In this response, we see that each alternative contains:

  • transcript: Transcript for the audio being processed.
  • confidence: Floating point value between 0 and 1 that indicates overall transcript reliability. Larger values indicate higher confidence.
  • words: Object containing each word in the transcript, along with its start time and end time (in seconds) from the beginning of the audio stream, a confidence value, and a speaker identifier.

By default, Deepgram applies its general AI model, which is a good, general purpose model for everyday situations. To learn more about the customization possible with Deepgram's API, check out the Deepgram API Reference.

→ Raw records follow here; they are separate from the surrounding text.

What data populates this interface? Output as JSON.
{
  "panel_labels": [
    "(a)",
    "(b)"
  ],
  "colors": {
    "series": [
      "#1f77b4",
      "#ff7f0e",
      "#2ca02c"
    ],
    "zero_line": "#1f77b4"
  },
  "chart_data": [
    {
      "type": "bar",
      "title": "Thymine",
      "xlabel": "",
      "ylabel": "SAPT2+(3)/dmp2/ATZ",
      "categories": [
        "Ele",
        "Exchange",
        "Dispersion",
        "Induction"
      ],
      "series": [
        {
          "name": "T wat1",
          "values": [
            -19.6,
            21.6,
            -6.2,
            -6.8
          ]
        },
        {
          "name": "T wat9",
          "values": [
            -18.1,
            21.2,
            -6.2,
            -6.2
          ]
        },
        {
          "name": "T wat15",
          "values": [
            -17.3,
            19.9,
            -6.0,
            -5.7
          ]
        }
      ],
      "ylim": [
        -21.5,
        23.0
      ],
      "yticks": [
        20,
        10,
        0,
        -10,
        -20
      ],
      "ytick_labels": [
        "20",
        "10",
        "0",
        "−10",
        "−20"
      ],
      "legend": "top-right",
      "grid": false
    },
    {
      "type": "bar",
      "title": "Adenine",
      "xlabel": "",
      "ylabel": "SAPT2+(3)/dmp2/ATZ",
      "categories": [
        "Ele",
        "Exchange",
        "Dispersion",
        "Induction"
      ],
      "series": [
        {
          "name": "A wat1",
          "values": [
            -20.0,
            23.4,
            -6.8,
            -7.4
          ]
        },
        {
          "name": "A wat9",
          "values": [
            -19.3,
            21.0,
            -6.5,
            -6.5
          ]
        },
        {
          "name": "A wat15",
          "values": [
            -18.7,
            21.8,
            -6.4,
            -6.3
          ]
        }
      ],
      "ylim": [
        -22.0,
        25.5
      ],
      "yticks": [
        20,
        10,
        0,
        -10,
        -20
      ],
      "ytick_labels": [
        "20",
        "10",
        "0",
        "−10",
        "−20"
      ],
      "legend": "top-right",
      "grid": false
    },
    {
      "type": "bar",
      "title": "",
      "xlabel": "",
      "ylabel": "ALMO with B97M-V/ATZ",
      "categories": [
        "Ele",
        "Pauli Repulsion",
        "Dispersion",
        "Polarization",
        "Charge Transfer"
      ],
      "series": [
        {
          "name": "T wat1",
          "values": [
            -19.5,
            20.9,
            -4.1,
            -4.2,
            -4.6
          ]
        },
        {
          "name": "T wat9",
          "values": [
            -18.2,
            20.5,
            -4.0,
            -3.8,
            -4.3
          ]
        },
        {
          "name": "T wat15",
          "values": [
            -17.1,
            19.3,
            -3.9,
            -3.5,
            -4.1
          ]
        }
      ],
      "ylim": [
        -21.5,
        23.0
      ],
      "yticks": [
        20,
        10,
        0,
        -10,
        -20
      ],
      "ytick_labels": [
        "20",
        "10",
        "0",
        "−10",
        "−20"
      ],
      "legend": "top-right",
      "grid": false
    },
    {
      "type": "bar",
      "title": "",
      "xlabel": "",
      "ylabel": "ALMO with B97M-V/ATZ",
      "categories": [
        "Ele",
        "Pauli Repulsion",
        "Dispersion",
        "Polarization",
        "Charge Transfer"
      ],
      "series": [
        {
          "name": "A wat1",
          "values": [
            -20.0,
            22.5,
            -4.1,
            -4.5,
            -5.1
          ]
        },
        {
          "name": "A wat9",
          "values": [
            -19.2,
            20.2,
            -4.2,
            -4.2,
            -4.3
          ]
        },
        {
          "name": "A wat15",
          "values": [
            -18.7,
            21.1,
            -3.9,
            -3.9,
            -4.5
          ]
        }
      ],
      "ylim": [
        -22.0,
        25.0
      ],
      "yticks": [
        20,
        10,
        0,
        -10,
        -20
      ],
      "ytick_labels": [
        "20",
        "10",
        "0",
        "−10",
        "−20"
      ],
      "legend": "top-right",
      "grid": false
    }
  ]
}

To improve readability, you can use a JSON processor to parse the JSON. In this example, we use JQ and further improve readability by turning on Deepgram’s punctuation and utterances features:

Be sure to replace YOUR_DEEPGRAM_API_KEY with your Deepgram API Key. You can create an API Key in the Deepgram Console.

curl \
  --request POST \
  --url 'https://api.deepgram.com/v1/listen?diarize=true&punctuate=true&utterances=true' \
  --header 'Authorization: Token YOUR_DEEPGRAM_API_KEY' \
  --header 'content-type: audio/mp3' \
  --data-binary @Premier_broken-phone_numbers.mp3 | jq -r '.results.utterances[] | "[Speaker:\(.speaker)] \(.transcript)"'

When the file is finished processing, you’ll receive the following response:

[Speaker:0] Alright. So see here. 
[Speaker:1] Hello, and thank you for calling premier phone service. Please be aware that this call may be recorded for quality and training purposes.
[Speaker:1] My name is Beth, and I will be assisting you today. How are you doing?
[Speaker:2] Not too bad. How are you today?
[Speaker:1] I'm doing well. Thank you. May I please have your name?
[Speaker:2] My name is Blake.